Chcę jasno i wyraźnie powiedzieć, jaką ustawę podpiszę jako prezydent, na mocy naszego porozumienia o Koalicji Polskiej. Jeżeli będzie przyjęta przez parlament - a będę działał na tę rzecz, żeby była ta ustawa przyjęta - ustawa o języku śląskim zostanie przeze mnie podpisana. Będzie podpisana ustawa dająca prawo do nauki, do informacji o historii tej ziemi, tradycji, kulturze. To powinno być w edukacji, dostępne dla wszystkich. To jest moje solenne zobowiązanie – oświadczył Kosiniak-Kamysz podczas konferencji prasowej na rynku w Gliwicach.

Reklama

Dodał, że po spotkaniach z gliwiczanami złoży kwiaty pod monumentem upamiętniającym ofiary Tragedii Górnośląskiej. "Jako prezydent RP będę pamiętał o historii tej ziemi i wszystkich mieszkańcach, którzy żyją tu od pokoleń, mają różne korzenie, różną historię, ale tworzymy jedną wielką wspólną ojczyznę. Będę o nią z całego serca dbał" – zapewnił.

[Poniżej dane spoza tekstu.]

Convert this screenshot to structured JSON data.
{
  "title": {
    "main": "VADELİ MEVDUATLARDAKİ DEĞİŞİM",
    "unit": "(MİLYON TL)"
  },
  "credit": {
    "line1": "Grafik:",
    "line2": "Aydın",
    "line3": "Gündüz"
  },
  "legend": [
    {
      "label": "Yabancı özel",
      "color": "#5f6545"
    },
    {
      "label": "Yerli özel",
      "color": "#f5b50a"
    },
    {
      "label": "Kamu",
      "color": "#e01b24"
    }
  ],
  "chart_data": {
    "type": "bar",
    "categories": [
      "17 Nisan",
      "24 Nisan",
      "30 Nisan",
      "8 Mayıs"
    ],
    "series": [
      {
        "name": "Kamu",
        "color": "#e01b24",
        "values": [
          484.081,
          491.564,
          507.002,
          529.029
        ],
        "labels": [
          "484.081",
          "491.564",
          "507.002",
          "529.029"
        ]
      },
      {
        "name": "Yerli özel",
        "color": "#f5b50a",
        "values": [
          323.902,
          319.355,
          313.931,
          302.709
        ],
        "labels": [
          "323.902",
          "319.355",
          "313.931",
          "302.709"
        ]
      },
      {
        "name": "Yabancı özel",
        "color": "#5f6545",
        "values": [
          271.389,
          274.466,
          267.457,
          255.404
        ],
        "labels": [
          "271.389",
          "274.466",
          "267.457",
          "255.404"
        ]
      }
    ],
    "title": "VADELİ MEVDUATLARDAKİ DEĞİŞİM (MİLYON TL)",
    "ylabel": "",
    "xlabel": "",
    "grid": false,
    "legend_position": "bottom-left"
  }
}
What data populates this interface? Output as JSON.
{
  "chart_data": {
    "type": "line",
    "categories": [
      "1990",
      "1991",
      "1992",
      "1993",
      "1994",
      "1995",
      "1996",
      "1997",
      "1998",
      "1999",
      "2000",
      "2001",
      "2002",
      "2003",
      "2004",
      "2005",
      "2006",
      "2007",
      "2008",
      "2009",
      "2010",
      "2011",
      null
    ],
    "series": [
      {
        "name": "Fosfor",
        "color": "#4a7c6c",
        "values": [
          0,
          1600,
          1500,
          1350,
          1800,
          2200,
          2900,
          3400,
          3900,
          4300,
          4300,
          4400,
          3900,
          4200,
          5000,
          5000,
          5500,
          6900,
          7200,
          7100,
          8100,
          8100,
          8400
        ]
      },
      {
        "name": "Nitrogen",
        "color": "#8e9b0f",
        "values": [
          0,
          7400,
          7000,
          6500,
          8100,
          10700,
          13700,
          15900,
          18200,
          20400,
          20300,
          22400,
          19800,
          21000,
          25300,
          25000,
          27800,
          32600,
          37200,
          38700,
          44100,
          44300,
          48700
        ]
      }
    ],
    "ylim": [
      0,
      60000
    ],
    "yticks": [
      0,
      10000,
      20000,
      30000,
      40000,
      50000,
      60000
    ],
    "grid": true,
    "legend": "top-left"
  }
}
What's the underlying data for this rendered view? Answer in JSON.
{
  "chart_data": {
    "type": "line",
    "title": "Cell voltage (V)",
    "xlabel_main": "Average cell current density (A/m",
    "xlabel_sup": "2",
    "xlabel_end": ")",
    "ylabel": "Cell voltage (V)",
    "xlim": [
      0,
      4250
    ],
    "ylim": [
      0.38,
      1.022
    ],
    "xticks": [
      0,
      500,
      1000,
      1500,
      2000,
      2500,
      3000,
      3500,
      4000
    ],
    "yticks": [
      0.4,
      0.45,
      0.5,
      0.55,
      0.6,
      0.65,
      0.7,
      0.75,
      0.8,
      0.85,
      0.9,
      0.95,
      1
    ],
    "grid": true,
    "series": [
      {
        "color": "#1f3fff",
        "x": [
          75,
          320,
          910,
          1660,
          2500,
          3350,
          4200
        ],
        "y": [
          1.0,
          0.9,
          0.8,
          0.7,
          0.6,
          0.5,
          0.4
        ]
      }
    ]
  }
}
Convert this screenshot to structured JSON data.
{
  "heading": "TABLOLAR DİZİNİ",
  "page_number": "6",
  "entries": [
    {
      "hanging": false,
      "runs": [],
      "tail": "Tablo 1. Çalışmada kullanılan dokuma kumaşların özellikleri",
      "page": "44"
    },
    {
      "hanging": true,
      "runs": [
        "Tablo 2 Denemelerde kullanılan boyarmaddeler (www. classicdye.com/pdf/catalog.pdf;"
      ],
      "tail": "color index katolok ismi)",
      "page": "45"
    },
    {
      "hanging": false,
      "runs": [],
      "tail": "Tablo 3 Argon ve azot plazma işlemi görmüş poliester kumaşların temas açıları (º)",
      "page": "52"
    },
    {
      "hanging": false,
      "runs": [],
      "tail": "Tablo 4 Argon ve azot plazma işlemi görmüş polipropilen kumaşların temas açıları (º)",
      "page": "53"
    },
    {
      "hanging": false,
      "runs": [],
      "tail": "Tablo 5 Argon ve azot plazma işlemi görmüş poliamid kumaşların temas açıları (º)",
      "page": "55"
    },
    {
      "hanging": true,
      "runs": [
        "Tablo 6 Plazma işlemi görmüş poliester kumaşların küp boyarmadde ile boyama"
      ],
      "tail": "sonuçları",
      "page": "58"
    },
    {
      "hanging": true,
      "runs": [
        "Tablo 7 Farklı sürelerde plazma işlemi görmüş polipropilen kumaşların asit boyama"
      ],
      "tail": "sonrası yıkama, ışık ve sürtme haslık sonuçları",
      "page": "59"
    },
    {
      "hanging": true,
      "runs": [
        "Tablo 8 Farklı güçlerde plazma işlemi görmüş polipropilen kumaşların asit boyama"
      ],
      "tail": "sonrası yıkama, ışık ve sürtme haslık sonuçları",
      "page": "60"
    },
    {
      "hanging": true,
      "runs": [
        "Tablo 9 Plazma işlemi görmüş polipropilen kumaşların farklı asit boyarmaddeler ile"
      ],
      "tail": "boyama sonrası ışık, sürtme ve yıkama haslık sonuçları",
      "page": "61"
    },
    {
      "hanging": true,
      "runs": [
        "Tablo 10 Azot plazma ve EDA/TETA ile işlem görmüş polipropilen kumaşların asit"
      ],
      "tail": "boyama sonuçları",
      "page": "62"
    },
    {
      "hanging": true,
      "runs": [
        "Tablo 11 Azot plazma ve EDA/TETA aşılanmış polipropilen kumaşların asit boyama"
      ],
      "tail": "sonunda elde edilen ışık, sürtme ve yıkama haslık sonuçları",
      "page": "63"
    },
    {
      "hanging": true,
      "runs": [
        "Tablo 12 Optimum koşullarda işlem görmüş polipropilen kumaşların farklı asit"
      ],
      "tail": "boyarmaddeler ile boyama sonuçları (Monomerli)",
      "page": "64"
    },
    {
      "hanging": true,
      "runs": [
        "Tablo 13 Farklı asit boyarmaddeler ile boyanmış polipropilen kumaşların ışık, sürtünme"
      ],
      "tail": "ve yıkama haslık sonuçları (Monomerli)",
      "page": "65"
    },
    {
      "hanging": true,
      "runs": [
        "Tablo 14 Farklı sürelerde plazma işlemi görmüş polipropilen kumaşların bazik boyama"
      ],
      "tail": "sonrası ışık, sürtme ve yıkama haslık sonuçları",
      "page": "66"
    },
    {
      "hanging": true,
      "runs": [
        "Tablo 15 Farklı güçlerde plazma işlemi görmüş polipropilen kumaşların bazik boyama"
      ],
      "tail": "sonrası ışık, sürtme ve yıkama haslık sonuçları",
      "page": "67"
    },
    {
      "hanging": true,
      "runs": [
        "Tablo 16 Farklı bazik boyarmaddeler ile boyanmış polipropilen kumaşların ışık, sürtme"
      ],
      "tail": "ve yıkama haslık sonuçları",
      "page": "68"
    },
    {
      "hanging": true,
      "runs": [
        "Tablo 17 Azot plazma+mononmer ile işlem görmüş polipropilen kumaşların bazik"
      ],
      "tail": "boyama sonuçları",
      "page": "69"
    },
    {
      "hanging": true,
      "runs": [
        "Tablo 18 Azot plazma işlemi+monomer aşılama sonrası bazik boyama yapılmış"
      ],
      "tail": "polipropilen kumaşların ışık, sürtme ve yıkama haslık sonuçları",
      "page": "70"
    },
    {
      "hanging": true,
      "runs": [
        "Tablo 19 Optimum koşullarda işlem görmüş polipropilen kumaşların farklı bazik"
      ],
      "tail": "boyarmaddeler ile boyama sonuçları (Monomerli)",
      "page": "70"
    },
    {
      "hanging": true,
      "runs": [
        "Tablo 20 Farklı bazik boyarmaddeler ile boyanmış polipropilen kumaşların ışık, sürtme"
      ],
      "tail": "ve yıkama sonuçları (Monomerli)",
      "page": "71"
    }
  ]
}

Odnosząc się do kwestii górnictwa kandydat opowiedział się za wprowadzeniem embarga na rosyjski węgiel, przywożony do Polski. Nie może być tak, że w ciągu ostatnich 2 lat przywieziono do Polski 20 mln ton węgla z Rosji, przyjeżdża węgiel z Kolumbii, a polski węgiel leży na zwałach - to jest niedopuszczalne - oświadczył Kosiniak-Kamysz.

Jesteśmy jedynym ugrupowaniem jako Koalicja Polska - bo to jest i PSL, i Kukiz'15, i Ślonzoki Razem tutaj na Śląsku, którym dziękuję za poparcie - są jedynymi ugrupowaniami, które w tak wyraźny sposób mówią o zatrzymaniu importu rosyjskiego węgla do Polski. My mamy w programie miks energetyczny. Niektórzy obiecują i mówią o likwidacji kopalń do 2035 r. My mamy plan 50 na 50 - 50 proc. energii odnawialnej, 50 proc. ze źródeł tradycyjnych; to jest rzecz kluczowa - podkreślił lider PSL.

Obecną politykę rządu wobec górnictwa polityk PSL uznał za "bezmyślną". Ja w jasny sposób opowiadam się za przemyślaną, usystematyzowaną polityką energetyczną, robioną dla człowieka, dla środowiska, z poszanowaniem wartości i tradycji - powiedział.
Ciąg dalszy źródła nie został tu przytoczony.